Faire l'objet d'une enquête n’est jamais une partie de plaisir pour les entreprises. Mais avec une autorité qui a affirmé sa force de frappe sous la présidence de Bruno Lasserre, recevoir la visite du gendarme de la concurrence fait partie d’un processus de contrôle intégré. Et les juristes y sont de mieux en mieux préparés.

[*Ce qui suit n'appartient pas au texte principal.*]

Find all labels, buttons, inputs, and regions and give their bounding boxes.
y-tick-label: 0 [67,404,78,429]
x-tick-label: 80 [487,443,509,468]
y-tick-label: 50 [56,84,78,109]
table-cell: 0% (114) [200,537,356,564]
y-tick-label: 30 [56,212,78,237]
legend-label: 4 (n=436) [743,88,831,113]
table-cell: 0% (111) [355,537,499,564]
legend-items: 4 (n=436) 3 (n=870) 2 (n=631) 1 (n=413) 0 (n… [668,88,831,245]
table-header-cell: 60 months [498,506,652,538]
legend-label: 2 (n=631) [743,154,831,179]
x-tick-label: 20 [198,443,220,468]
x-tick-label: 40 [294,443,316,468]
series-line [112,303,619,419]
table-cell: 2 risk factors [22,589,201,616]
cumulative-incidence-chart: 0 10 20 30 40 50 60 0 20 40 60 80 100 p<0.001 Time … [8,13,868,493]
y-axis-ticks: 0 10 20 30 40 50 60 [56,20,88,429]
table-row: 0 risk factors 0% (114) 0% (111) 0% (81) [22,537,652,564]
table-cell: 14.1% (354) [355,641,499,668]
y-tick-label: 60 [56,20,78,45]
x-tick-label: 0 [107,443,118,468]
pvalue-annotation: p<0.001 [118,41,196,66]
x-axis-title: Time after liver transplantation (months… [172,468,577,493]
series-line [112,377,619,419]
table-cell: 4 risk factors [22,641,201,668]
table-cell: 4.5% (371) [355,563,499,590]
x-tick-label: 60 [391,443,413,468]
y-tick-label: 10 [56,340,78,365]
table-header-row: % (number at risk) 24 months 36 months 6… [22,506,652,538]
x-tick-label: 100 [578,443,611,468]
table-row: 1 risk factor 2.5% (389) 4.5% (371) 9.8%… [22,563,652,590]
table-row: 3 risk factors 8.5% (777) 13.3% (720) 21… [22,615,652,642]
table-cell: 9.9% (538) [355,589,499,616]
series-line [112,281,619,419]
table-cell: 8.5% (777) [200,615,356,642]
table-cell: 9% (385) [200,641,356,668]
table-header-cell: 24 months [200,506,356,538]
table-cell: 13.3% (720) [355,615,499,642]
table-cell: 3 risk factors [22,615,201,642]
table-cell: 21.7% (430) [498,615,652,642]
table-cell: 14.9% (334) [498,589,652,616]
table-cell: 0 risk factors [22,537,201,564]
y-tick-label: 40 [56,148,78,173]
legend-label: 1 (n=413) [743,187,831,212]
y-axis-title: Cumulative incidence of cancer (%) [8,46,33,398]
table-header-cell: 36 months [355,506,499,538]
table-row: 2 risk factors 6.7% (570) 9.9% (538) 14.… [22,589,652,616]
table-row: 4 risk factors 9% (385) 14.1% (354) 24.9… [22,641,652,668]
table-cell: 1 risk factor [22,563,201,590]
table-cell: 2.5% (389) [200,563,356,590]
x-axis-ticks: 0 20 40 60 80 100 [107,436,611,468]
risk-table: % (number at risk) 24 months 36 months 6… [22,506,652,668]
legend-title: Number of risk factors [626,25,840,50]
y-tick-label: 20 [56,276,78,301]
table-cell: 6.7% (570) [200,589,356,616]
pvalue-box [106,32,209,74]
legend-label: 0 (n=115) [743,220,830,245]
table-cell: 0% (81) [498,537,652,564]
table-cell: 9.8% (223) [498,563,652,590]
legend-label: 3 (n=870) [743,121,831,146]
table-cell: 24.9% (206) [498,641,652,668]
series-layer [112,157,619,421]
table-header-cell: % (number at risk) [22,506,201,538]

En mars 2017, le couperet tombe : l’Autorité de la concurrence condamne SFR à verser une amende de quarante millions d’euros, considérant que SFR n'avait pas respecté ses engagements sur le développement de la fibre optique lors de son rachat par Numericable en 2014. Quelques mois plus tôt, c’est l’Autorité des marchés financiers (AMF) qui avait déclaré l’OPE d’Altice sur SFR « non conforme » à cause d’un manque de transparence. Sur le même dossier, l’Autorité de la concurrence a sanctionné Altice à une amende de 80 millions d’euros pour avoir organisé le rachat de SFR et de Virgin Mobile sans son aval.

 

« Un traumatisme »

Ces exemples au cœur de l’actualité illustrent bien la présence et la forte implication des autorités de régulation dans la vie économique des sociétés françaises. Une implication qui a donné lieu à une véritable professionnalisation des juristes d’entreprise sur ce sujet. « Il est important de se préparer car lorsque a lieu une enquête, c’est un traumatisme », observe Blanca-Cecilia Tapias-Rivière, executive general counsel de GE Corporate. Les acteurs du secteur sont unanimes : les messageries électroniques sont au cœur des risques. Mais il n’est pas toujours aisé de contenir l’ensemble des salariés, notamment dans les dossiers de concentration. « Il est très difficile pour les équipes de respecter certaines instructions », note Caroline Le Masne de Chermont, directeur juridique monde chez Vivendi. Comme par exemple de ne pas avoir de contacts avec l’acquéreur, qui est aussi…leur futur employeur. « Nous expliquons aux équipes que tout ce qui est écrit sera traçable », ajoute Arnaud Pavec, general counsel EMEA pour Gemalto, et notamment les échanges réalisés par l’intermédiaire de messageries instantanées, très populaires en entreprise. « Tout est conservé et tout peut être saisi », tranche-t-il.

 

« Nous limitons les e-mails quand nous souhaitons passer des messages sensibles »

Pêche au gros

Effectivement, si l’Autorité de la concurrence est restreinte dans son action, la Commission européenne, elle, peut tout prendre. Pour éviter que l’enquête ne se transforme en véritable pêche au gros, former les salariés est essentiel. Certains cabinets d’avocats se sont déjà emparés du sujet, comme Fidal, qui a mis au point une application mobile rappelant les choses à faire ou ne pas faire en cas d’enquête. Les personnes en charge de l’accueil sont les premières concernées, mais la direction doit aussi être alertée sur les risques encourus : « Il faut régulièrement leur rappeler ce qu’ils peuvent ou ne peuvent pas écrire, confirme Caroline Le Masne de Chermont. Nous limitons les e-mails quand nous souhaitons passer des messages sensibles. »

 

« Créer une boîte mail séparée »

Ces missions de prévention s’apparentent toutefois à un véritable exercice d’équilibriste pour les juristes, leurs échanges avec la direction n’étant pas protégés par le legal privilege – contrairement à leurs confrères anglo-saxons. Ils doivent donc appliquer ces mesures de prévention à leurs propres correspondances avec la direction, les échanges avec un avocat externe étant les seules à bénéficier du secret professionnel. Et même ces dernières doivent être traitées avec attention. « Si une information échangée avec un avocat externe circule dans la société, elle perd son privilège », explique Blanca-Cecilia Tapias-Rivière. Montrer un e-mail ou l’imprimer est donc la seule solution permettant de transmettre à la direction une information échangée avec un avocat. Pour éviter que ces informations ne soient saisies en cas d’enquête, le minimum est d’indiquer la nature confidentielle du message dans l’objet. Certaines entreprises vont encore plus loin, comme Gemalto. « Nous incitons nos juristes à créer une boîte mail séparée pour les correspondances avocats-clients, explique Arnaud Pavec. Car si les e-mails sont tous dans la même messagerie, rien n’empêche la Commission de saisir l’ensemble. » Une préconisation pleine de bon sens qui est pourtant loin d’être la norme dans les services juridiques français.

 

Propos recueillis par Camille Prigent lors du Sommet du management du droit, qui s’est tenu à Paris le 16 mars 2017.